Maio é o mês do Mediterrâneo. A bordo de um iate com 50 cabines, o grupo percorrerá Sicília, Sardenha e Córsega antes de ancorar em Cannes, na Riviera Francesa. Uma especialista em literatura clássica e um historiador conduzirão as conversas ao longo dos 19 dias.

Por fim, em setembro, a Latitudes estreia um roteiro inédito: uma travessia de trem por quatro reinos pela Europa Central, passando por Romênia, Hungria, Eslováquia, Polônia e Alemanha. Um historiador e um jornalista especializado em política internacional ajudarão a entender a complexidade dessa região tão pouco explorada pelos brasileiros. A depender da expedição, o investimento parte de US$ 23 mil dólares por pessoa (cerca de R$ 117 mil).

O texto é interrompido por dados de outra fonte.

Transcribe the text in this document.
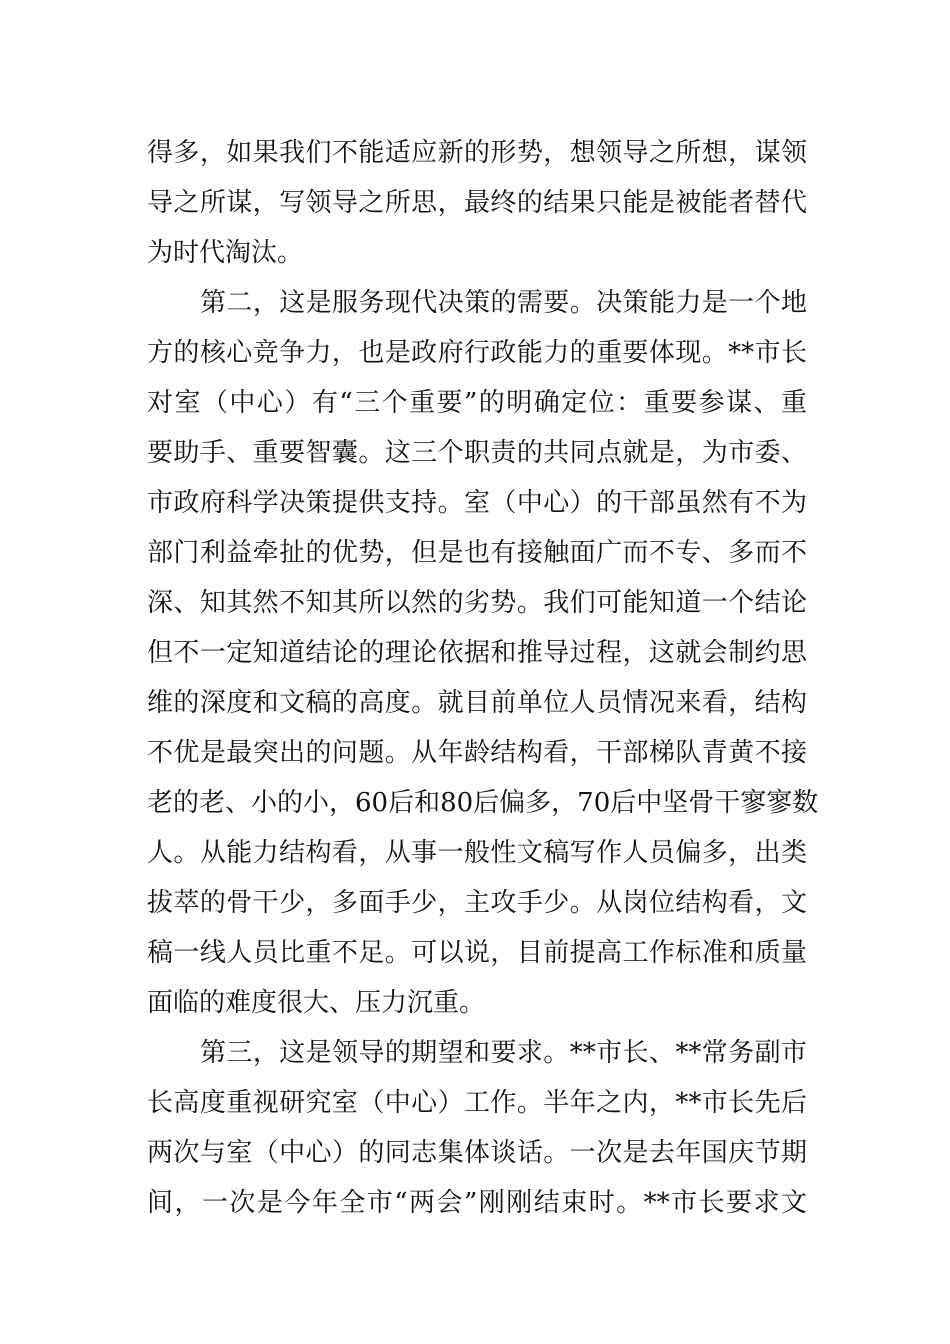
得多，如果我们不能适应新的形势，想领导之所想，谋领
导之所谋，写领导之所思，最终的结果只能是被能者替代
为时代淘汰。
第二，这是服务现代决策的需要。决策能力是一个地
方的核心竞争力，也是政府行政能力的重要体现。**市长
对室（中心）有“三个重要”的明确定位：重要参谋、重
要助手、重要智囊。这三个职责的共同点就是，为市委、
市政府科学决策提供支持。室（中心）的干部虽然有不为
部门利益牵扯的优势，但是也有接触面广而不专、多而不
深、知其然不知其所以然的劣势。我们可能知道一个结论
但不一定知道结论的理论依据和推导过程，这就会制约思
维的深度和文稿的高度。就目前单位人员情况来看，结构
不优是最突出的问题。从年龄结构看，干部梯队青黄不接
老的老、小的小，60后和80后偏多，70后中坚骨干寥寥数
人。从能力结构看，从事一般性文稿写作人员偏多，出类
拔萃的骨干少，多面手少，主攻手少。从岗位结构看，文
稿一线人员比重不足。可以说，目前提高工作标准和质量
面临的难度很大、压力沉重。
第三，这是领导的期望和要求。**市长、**常务副市
长高度重视研究室（中心）工作。半年之内，**市长先后
两次与室（中心）的同志集体谈话。一次是去年国庆节期
间，一次是今年全市“两会”刚刚结束时。**市长要求文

Quer mais? Haverá mais de 40 grupos temáticos em 2027, com destinos como Índia, Egito, China e Namíbia, além de roteiros pelo Brasil, passando por Amazônia, Pantanal, Cerrado, Chapada Diamantina e até Inhotim. Para mim, uma viagem memorável não é necessariamente a mais confortável ou fotogênica. É aquela em que voltamos com a mala repleta de referências e a cabeça cheia de perguntas.